Нелегко это — всегда быть сильным и спокойным. Сток тоскует по родине, и все чаще, как когда-то в заточении, настигают его слабость и отчаяние. Тогда он клянет покорность немецкого народа. Тогда он запил бы, если б не твердая маленькая рука Женевьевы, ее отрезвляющий голос. Она — его совесть. Приступ безволия кончается с приходом злобы. Там, где ненависть, нет слабости.
— Стадо! — кричит Иоганн. — Овечья покорность, сладкие надежды! Но кто испытал горечь знания людей, тот отравлен. Неужели у немецкого народа нет будущности и он ткет себе саван?!
Женевьева отводит сына к соседке и поручает его ее заботам, потом упрямо требует, чтоб Иоганн пошел с ней в город. Она знает, как помочь ему в трудную минуту.
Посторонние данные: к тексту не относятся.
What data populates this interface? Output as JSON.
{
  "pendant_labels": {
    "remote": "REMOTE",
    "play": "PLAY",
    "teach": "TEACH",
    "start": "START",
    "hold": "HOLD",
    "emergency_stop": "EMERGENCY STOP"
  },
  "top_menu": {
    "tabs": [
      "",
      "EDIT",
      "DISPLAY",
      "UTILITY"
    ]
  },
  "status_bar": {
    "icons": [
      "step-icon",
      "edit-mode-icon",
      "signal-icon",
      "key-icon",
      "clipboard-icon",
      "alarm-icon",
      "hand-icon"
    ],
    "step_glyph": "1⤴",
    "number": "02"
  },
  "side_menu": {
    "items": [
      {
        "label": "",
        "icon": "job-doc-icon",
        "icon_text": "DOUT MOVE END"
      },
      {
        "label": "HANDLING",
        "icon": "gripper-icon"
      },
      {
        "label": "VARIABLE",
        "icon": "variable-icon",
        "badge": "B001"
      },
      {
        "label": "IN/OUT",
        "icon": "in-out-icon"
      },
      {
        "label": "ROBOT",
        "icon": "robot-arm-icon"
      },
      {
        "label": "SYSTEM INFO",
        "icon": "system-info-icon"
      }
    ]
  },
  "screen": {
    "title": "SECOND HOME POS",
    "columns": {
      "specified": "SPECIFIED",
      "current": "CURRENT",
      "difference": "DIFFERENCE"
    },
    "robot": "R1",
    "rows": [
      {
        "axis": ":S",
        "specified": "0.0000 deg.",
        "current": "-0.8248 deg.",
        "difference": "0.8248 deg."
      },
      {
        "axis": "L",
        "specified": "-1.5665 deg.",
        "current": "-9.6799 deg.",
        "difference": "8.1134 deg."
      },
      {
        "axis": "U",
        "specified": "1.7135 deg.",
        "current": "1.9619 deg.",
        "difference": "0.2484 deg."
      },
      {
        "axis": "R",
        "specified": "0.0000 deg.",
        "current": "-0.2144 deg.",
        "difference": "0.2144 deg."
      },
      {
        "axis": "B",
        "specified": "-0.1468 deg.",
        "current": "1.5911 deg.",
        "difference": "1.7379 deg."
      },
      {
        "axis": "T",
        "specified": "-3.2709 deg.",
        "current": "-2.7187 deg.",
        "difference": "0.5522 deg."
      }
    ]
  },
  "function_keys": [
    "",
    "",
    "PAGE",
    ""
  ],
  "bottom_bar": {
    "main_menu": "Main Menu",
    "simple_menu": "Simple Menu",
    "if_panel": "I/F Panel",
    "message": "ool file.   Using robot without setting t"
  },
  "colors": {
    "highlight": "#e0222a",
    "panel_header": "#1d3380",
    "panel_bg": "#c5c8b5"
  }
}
На перекрестке улиц, чванно выпятив грудь, выставив большую, тучную ногу, стоит полицейский. С майских дней тридцать девятого года Сток впадает в ярость при виде несокрушимой стражи монархии.
Под высокой полицейской фуражкой Сток видит одно и то же лицо — лицо Штерринга, Георги, лейтенанта Друино, который стрелял в него подле ратуши.
— Гиены, человеческие отбросы, предатели! — шепчет Иоганн. Полицейский олицетворяет для него подлость утвердившегося строя, продажность и низость человеческого сердца. — Бюджет Парижа равен шестидесяти миллионам, из них свыше двенадцати стоит полиция. О, она преуспевает! — говорит Сток.
Близ площади Согласия портного и его жену оттесняет толпа. Король едет на открытие палаты пэров и депутатов.
— Король! Да здравствует король! — кричит выстроившаяся под бой барабанов Национальная гвардия.
Батареи Дома инвалидов возвещают, что король отбыл из дворца. С ним принц Немурский, принц Жуанвильский, герцог Монпансье. Королевские кареты окружены генералами и адъютантами, едущими верхами. Конница цепью окружает кортеж. Впереди, в глубоком трауре, жена и сын умершего наследника трона.
— Да здравствует династия! — кричат полицейские, спинами оттесняющие опасную толпу.
С открытием палат начнется зимняя жизнь столицы. Откроются двери министерских зал. Оживут гостиные аристократов. Модные художники выставят картины. Модные актрисы переменят богатых любовников. Легитимисты вернутся из Англии. Произойдут сенсационные дуэли. Увеличится смертность обитателей подвалов и чердаков. Усилится дороговизна. Начнется голод среди рабочих.